I took the beef out of the fridge about an hour before working with it. I read somewhere that it should be room temperature because putting cold beef into a hot oven apparently takes the beef into ‘shock’ and leads it to be dry and basically a disaster. I sprinkled a little flour over the joint before putting it in the oven and drizzled some olive oil over it, rubbing in some herbs and spices as I went. Flour (and the fat in the meat) makes the joint develop a jacket of juices when cooking so I was wiling to try pretty much anything to avoid a parched piece of meat emerging from the oven. 

I put it in the oven on 220’C for 20 minutes wrapped in foil and then reduced the temperature to 180′ for a further 25 minutes. I took the beef out of the oven once cooked to a medium rare state and left it to rest until the rest of the dinner was ready – which should be at least half an hour before slicing.

From bargain beef piece to a succulent slab – mission accomplished

With the peeled potatoes boiling, the sliced carrots cooking and Yorkshire puddings waiting, I steamed the greens in the microwave and added some extra herb butter for taste.

I know mint sauce is intended for lamb but I love the flavour of it with gravy

As it turned out, I was pretty impressed with my attempt on a beef roast dinner. Now I have a simple method established, I would like to try something a little larger to try and prove to myself that this was not a one off. In case you cannot tell, I had very high levels of self doubt around this meal and I was very happy with the final outcome of the dish.

I have heard many people struggle with beef. Have you ever cooked it before? Do you have any tips to keep it juicy?

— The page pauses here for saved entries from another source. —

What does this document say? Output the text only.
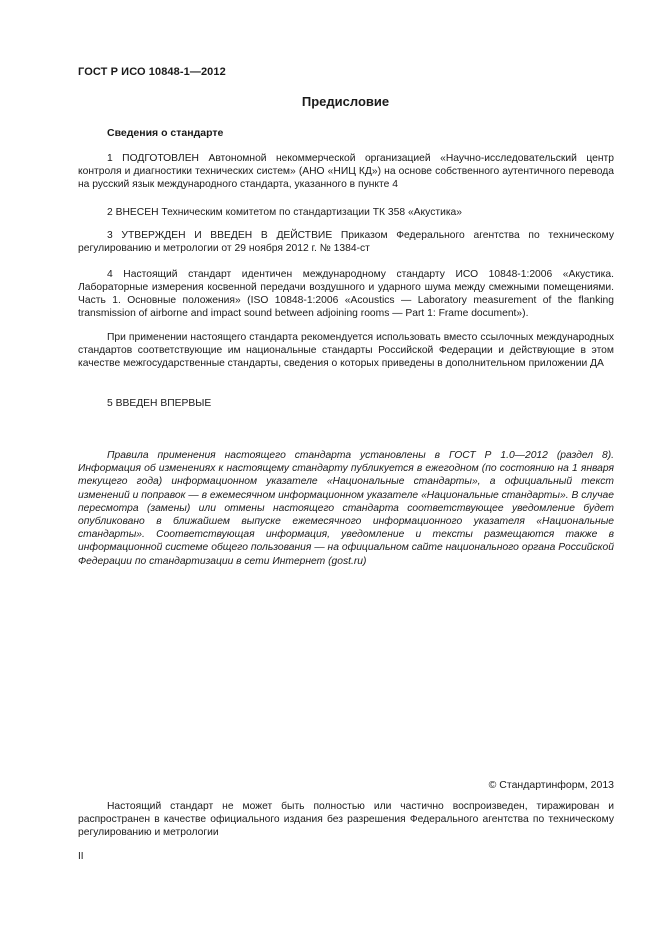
ГОСТ Р ИСО 10848-1—2012
Предисловие
Сведения о стандарте

1 ПОДГОТОВЛЕН Автономной некоммерческой организацией «Научно-исследовательский центр контроля и диагностики технических систем» (АНО «НИЦ КД») на основе собственного аутентичного перевода на русский язык международного стандарта, указанного в пункте 4

2 ВНЕСЕН Техническим комитетом по стандартизации ТК 358 «Акустика»

3 УТВЕРЖДЕН И ВВЕДЕН В ДЕЙСТВИЕ Приказом Федерального агентства по техническому регулированию и метрологии от 29 ноября 2012 г. № 1384-ст

4 Настоящий стандарт идентичен международному стандарту ИСО 10848-1:2006 «Акустика. Лабораторные измерения косвенной передачи воздушного и ударного шума между смежными помещениями. Часть 1. Основные положения» (ISO 10848-1:2006 «Acoustics — Laboratory measurement of the flanking transmission of airborne and impact sound between adjoining rooms — Part 1: Frame document»).

При применении настоящего стандарта рекомендуется использовать вместо ссылочных международных стандартов соответствующие им национальные стандарты Российской Федерации и действующие в этом качестве межгосударственные стандарты, сведения о которых приведены в дополнительном приложении ДА

5 ВВЕДЕН ВПЕРВЫЕ

Правила применения настоящего стандарта установлены в ГОСТ Р 1.0—2012 (раздел 8). Информация об изменениях к настоящему стандарту публикуется в ежегодном (по состоянию на 1 января текущего года) информационном указателе «Национальные стандарты», а официальный текст изменений и поправок — в ежемесячном информационном указателе «Национальные стандарты». В случае пересмотра (замены) или отмены настоящего стандарта соответствующее уведомление будет опубликовано в ближайшем выпуске ежемесячного информационного указателя «Национальные стандарты». Соответствующая информация, уведомление и тексты размещаются также в информационной системе общего пользования — на официальном сайте национального органа Российской Федерации по стандартизации в сети Интернет (gost.ru)

© Стандартинформ, 2013

Настоящий стандарт не может быть полностью или частично воспроизведен, тиражирован и распространен в качестве официального издания без разрешения Федерального агентства по техническому регулированию и метрологии

II
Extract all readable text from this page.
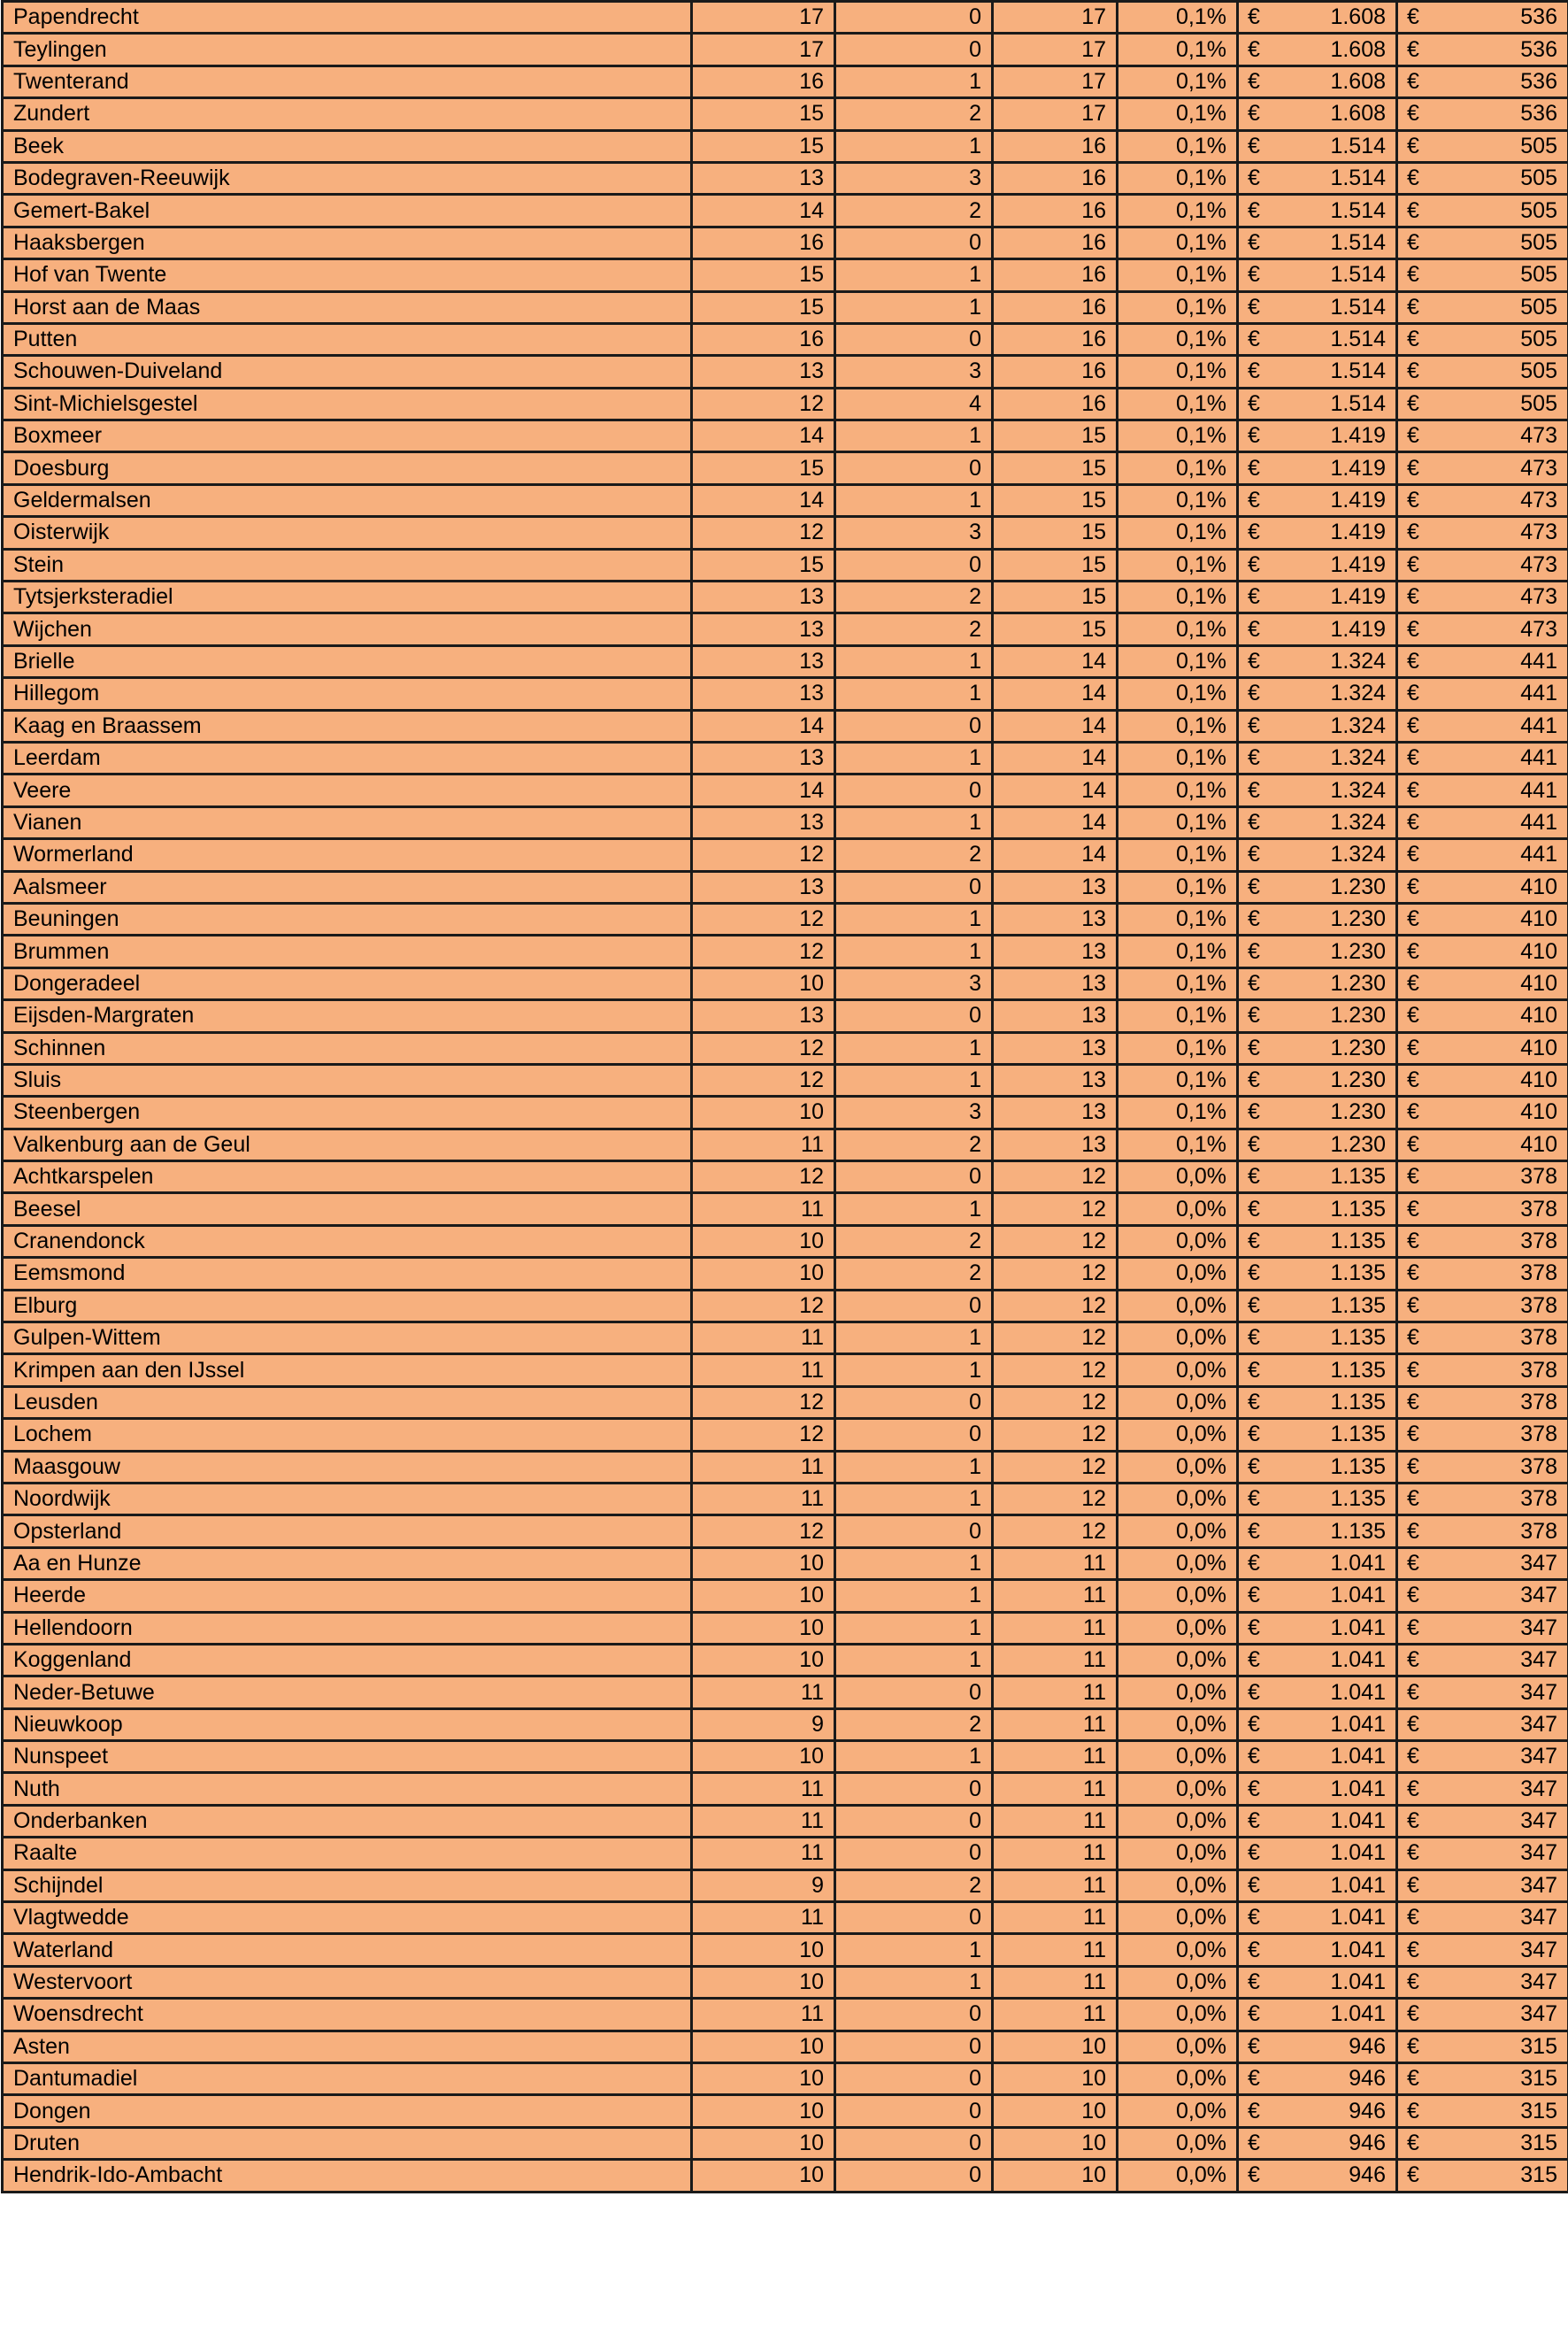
Papendrecht	17	0	17	0,1%	€	1.608	€	536
Teylingen	17	0	17	0,1%	€	1.608	€	536
Twenterand	16	1	17	0,1%	€	1.608	€	536
Zundert	15	2	17	0,1%	€	1.608	€	536
Beek	15	1	16	0,1%	€	1.514	€	505
Bodegraven-Reeuwijk	13	3	16	0,1%	€	1.514	€	505
Gemert-Bakel	14	2	16	0,1%	€	1.514	€	505
Haaksbergen	16	0	16	0,1%	€	1.514	€	505
Hof van Twente	15	1	16	0,1%	€	1.514	€	505
Horst aan de Maas	15	1	16	0,1%	€	1.514	€	505
Putten	16	0	16	0,1%	€	1.514	€	505
Schouwen-Duiveland	13	3	16	0,1%	€	1.514	€	505
Sint-Michielsgestel	12	4	16	0,1%	€	1.514	€	505
Boxmeer	14	1	15	0,1%	€	1.419	€	473
Doesburg	15	0	15	0,1%	€	1.419	€	473
Geldermalsen	14	1	15	0,1%	€	1.419	€	473
Oisterwijk	12	3	15	0,1%	€	1.419	€	473
Stein	15	0	15	0,1%	€	1.419	€	473
Tytsjerksteradiel	13	2	15	0,1%	€	1.419	€	473
Wijchen	13	2	15	0,1%	€	1.419	€	473
Brielle	13	1	14	0,1%	€	1.324	€	441
Hillegom	13	1	14	0,1%	€	1.324	€	441
Kaag en Braassem	14	0	14	0,1%	€	1.324	€	441
Leerdam	13	1	14	0,1%	€	1.324	€	441
Veere	14	0	14	0,1%	€	1.324	€	441
Vianen	13	1	14	0,1%	€	1.324	€	441
Wormerland	12	2	14	0,1%	€	1.324	€	441
Aalsmeer	13	0	13	0,1%	€	1.230	€	410
Beuningen	12	1	13	0,1%	€	1.230	€	410
Brummen	12	1	13	0,1%	€	1.230	€	410
Dongeradeel	10	3	13	0,1%	€	1.230	€	410
Eijsden-Margraten	13	0	13	0,1%	€	1.230	€	410
Schinnen	12	1	13	0,1%	€	1.230	€	410
Sluis	12	1	13	0,1%	€	1.230	€	410
Steenbergen	10	3	13	0,1%	€	1.230	€	410
Valkenburg aan de Geul	11	2	13	0,1%	€	1.230	€	410
Achtkarspelen	12	0	12	0,0%	€	1.135	€	378
Beesel	11	1	12	0,0%	€	1.135	€	378
Cranendonck	10	2	12	0,0%	€	1.135	€	378
Eemsmond	10	2	12	0,0%	€	1.135	€	378
Elburg	12	0	12	0,0%	€	1.135	€	378
Gulpen-Wittem	11	1	12	0,0%	€	1.135	€	378
Krimpen aan den IJssel	11	1	12	0,0%	€	1.135	€	378
Leusden	12	0	12	0,0%	€	1.135	€	378
Lochem	12	0	12	0,0%	€	1.135	€	378
Maasgouw	11	1	12	0,0%	€	1.135	€	378
Noordwijk	11	1	12	0,0%	€	1.135	€	378
Opsterland	12	0	12	0,0%	€	1.135	€	378
Aa en Hunze	10	1	11	0,0%	€	1.041	€	347
Heerde	10	1	11	0,0%	€	1.041	€	347
Hellendoorn	10	1	11	0,0%	€	1.041	€	347
Koggenland	10	1	11	0,0%	€	1.041	€	347
Neder-Betuwe	11	0	11	0,0%	€	1.041	€	347
Nieuwkoop	9	2	11	0,0%	€	1.041	€	347
Nunspeet	10	1	11	0,0%	€	1.041	€	347
Nuth	11	0	11	0,0%	€	1.041	€	347
Onderbanken	11	0	11	0,0%	€	1.041	€	347
Raalte	11	0	11	0,0%	€	1.041	€	347
Schijndel	9	2	11	0,0%	€	1.041	€	347
Vlagtwedde	11	0	11	0,0%	€	1.041	€	347
Waterland	10	1	11	0,0%	€	1.041	€	347
Westervoort	10	1	11	0,0%	€	1.041	€	347
Woensdrecht	11	0	11	0,0%	€	1.041	€	347
Asten	10	0	10	0,0%	€	946	€	315
Dantumadiel	10	0	10	0,0%	€	946	€	315
Dongen	10	0	10	0,0%	€	946	€	315
Druten	10	0	10	0,0%	€	946	€	315
Hendrik-Ido-Ambacht	10	0	10	0,0%	€	946	€	315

20 thoughts on “Cooking with Ellie: Roast Beef for Sunday Lunch”

  1. Well done you are braver than me I’m in my 6th decade and gave yet to cook a roast…..
    Mind you I sampled your Christmas lunch so I had no doubts this one would turn out right….I could just eat it now🦌🦌🦌🦌🦌

    Liked by 1 person

    1. Haha yeah it can be so scary cooking a roast! There’s just something about beef that’s terrifying. I think I’m scared by pops Xmas fiasco from years ago! Thank you for the support ❤️ Xmas dinner last year was perfect!


  2. Regrettably, my efforts of cooking beef have resulted in producing meat that could line shoes with! Yours looks fabulous! I’m better of brining the Christmas turkey. Soaking the bird in liquid for a few days seem to make it juicy. I’m not sure you can do that in the summer. Would it go off? Ewwww!

    Liked by 1 person

    1. I know, I have been lucky enough to have been subjected to trying it! 😐 I thought about doing it at Easter as we have the spices from Christmas but we got beef instead. I would love to try something else for Christmas soon 😊


    1. Thank you for reading ♥️ I thought it looked a bit dry in the pictures but it was definitely not so I was very happy with the outcome! I think I want to try a roast chicken next! X


    1. Thank you so much ♥ until this, I also threw it in the slow cooker to be safe the meat would be edible and not worthy of being used as tire treads! Thank you for reading x


  3. Well done! Although I’m veggie now (don’t ask me why I clicked on this post, although I do like watching other people cook meat) I was always a very nervous meat-cooker. My problem was overcooking, not due to lack of calculation, but to fear of undercooking and therefore giving myself food poisoning. Anyway, this looks fab, and I look forward to (maybe?) hearing tales of your future roast-dinner cooking exploits?

    Liked by 1 person

    1. Oh no! That doesn’t sound great at all ☹️ Thank you for the support in advance on my future attempts 🥴 I’m not ready to try again yet with other meat but I hope it goes ok when I do. I know what you mean about the fear 100%, it sucks when something is overcooked …or even under cooked! X

      Liked by 1 person

  4. This looks delicious! Besides roast chicken, I haven’t cooked any other roast dinners before. I do love a roast beef dinner though. I’m a big fan of the reduced section for meat too, you can get some great deals.

    Liked by 1 person

    1. It is the BEST section, isn’t it? At least I think it is the best for when you want to experiment with a new recipe! I need to do a roast chicken sometime – something lighter for summer time!